Ayant préparé un certain nombre d’objets, identiques par la taille et par l’aspect extérieur mais d’un poids différent, il les fit lancer par des sujets ignorant lesquels étaient lourds et lesquels étaient légers. Il constata que chaque jet avait approximativement le même degré de précision.
La chose me tracassa quelque peu mais j’ai fini par considérer que la découverte de mon correspondant n’était pas valide au sens strict du terme. Le simple fait de saisir un objet que l’on se prépare à lancer vous fait – de façon tout à fait inconsciente – estimer son poids et on ajuste l’effort musculaire en conséquence pour autant que l’on soit accoutumé à l’intensité du champ gravifique sous lequel on opère.

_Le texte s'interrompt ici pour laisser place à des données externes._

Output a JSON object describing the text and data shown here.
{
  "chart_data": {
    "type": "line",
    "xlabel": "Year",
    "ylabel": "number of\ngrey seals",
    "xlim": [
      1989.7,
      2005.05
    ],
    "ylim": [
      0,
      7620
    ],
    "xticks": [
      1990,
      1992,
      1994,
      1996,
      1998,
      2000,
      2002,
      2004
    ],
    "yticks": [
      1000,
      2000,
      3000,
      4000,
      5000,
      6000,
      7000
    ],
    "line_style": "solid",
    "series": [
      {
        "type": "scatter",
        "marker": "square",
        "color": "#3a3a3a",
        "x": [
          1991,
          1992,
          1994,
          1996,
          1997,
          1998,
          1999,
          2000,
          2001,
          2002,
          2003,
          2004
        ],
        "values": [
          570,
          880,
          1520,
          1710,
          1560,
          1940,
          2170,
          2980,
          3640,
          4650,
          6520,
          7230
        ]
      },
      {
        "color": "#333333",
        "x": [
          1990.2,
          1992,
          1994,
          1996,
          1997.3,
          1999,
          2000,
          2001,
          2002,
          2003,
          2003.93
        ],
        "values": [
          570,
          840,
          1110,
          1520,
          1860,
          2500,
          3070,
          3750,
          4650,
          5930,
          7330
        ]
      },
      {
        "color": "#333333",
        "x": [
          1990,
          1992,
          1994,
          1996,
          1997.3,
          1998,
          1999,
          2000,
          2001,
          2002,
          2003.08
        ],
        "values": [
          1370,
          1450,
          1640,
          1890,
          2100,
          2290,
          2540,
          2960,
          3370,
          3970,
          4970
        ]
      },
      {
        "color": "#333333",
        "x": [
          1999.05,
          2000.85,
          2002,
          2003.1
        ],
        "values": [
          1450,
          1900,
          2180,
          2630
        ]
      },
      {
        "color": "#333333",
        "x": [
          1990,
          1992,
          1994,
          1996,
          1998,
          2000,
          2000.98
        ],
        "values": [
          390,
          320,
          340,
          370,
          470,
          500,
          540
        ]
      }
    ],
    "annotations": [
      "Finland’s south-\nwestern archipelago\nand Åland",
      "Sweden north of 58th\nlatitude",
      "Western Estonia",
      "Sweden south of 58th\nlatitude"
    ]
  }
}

Au cours de leurs vols, les astronautes ont généralement été attachés et n’ont pas eu l’expérience de l’apesanteur, sauf au cours de courtes « promenades dans l’espace ». Il semble que ces incursions aient été particulièrement épuisantes et que l’on puisse en conclure qu’une modification de la gravité exige une accoutumance considérable. Après l’avoir subie, une période de réacclimatation tout aussi considérable s’avère nécessaire une fois le retour aux conditions gravifiques prévalant sur Terre.
Ainsi – dans l’état actuel de nos connaissances tout au moins –, je me solidarise avec le Dr Urth.